1. Field of the Invention
The present invention is concerned with the detection of the proximity of an object to one or more high voltage power lines and more particularly relates to a system and a method to detect proximity to high power alternating current electrical lines. The invention provides a means of signalling to the operator of heavy equipment in the environment of such lines of the danger of a portion of the equipment being too close to such high voltage electrical lines.

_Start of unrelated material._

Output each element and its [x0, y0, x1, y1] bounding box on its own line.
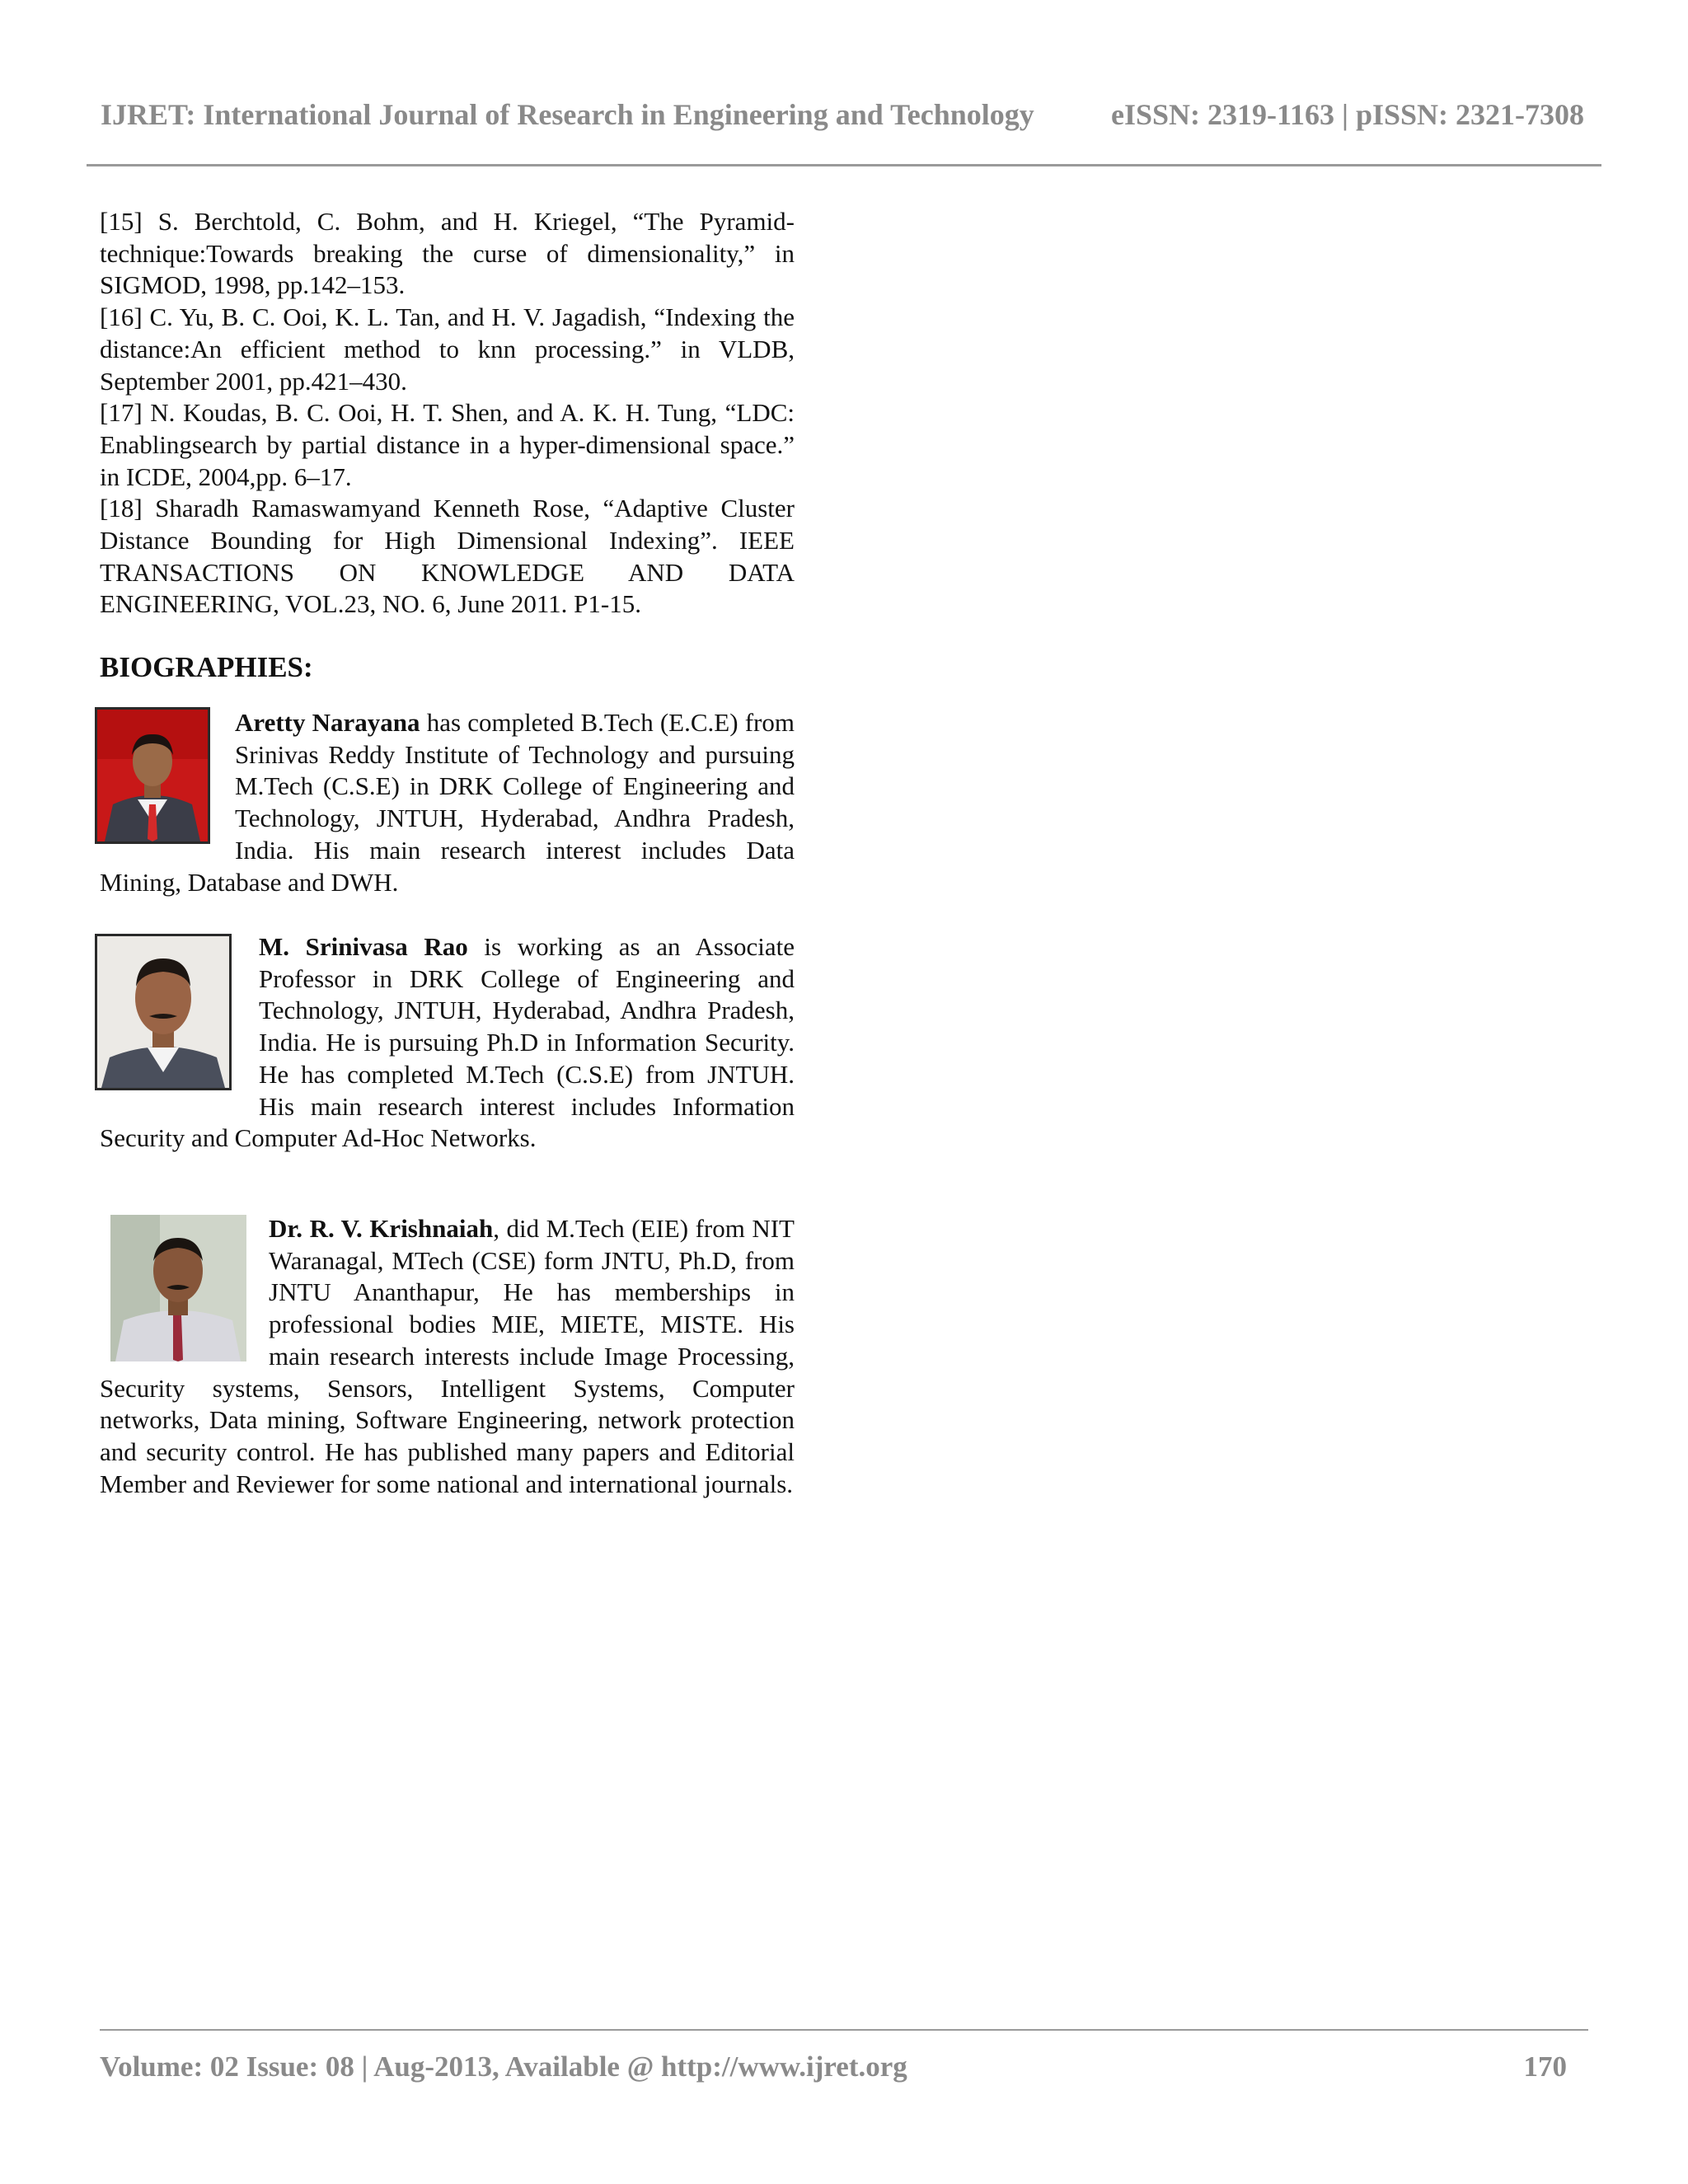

2. Description of Prior Art
Each year, an increasing number of workers are subjected to injuries, resulting in physical and psychological damage, from electrical shocks when an equipment that a person is operating or standing close to comes in contact with or too close to a high power electrical line. Such is often the case when a crane or a vehicle having a boom is operating near such lines. In order to try to reduce this danger, various proximity detection systems or devices have been developed and used. Such systems or devices utilize circuits which operate on the principle of the measurement of equipotential voltages. It is known that an electrical field builds up about electrical power lines and the intensity of such field decreases along equipotential lines. The voltage of the field is measured and increases as the measuring device is displaced closer and closer to the electrical power line, the maximum intensity of the voltage being achieved when the measuring antenna touches the line. In the detection circuits heretofore known, the equipotential voltage which is received by the antenna is measured and compared to a known value and all measured voltages that are greater than the known value cause an alarm to be activated.
One of the major disadvantages of such systems is that the voltage which is received by the antenna leans toward a limit value which is the line to ground voltage. Thus, in the presence of two electrical lines of different voltages, there is a risk of touching the line at the lowest voltage without activating the alarm. It is conceivable that the level of the voltage required to trigger the alarm of one of the lines, having the higher voltage, can be higher to the actual voltage on the other line. Also, it is pointed out that equipotential voltages are easily disturbed by neighboring metallic structures (i.e., steel towers). To all these inconveniences, there is also the difficulty of measuring equipotential voltages due to the requirement of very high impedance circuits.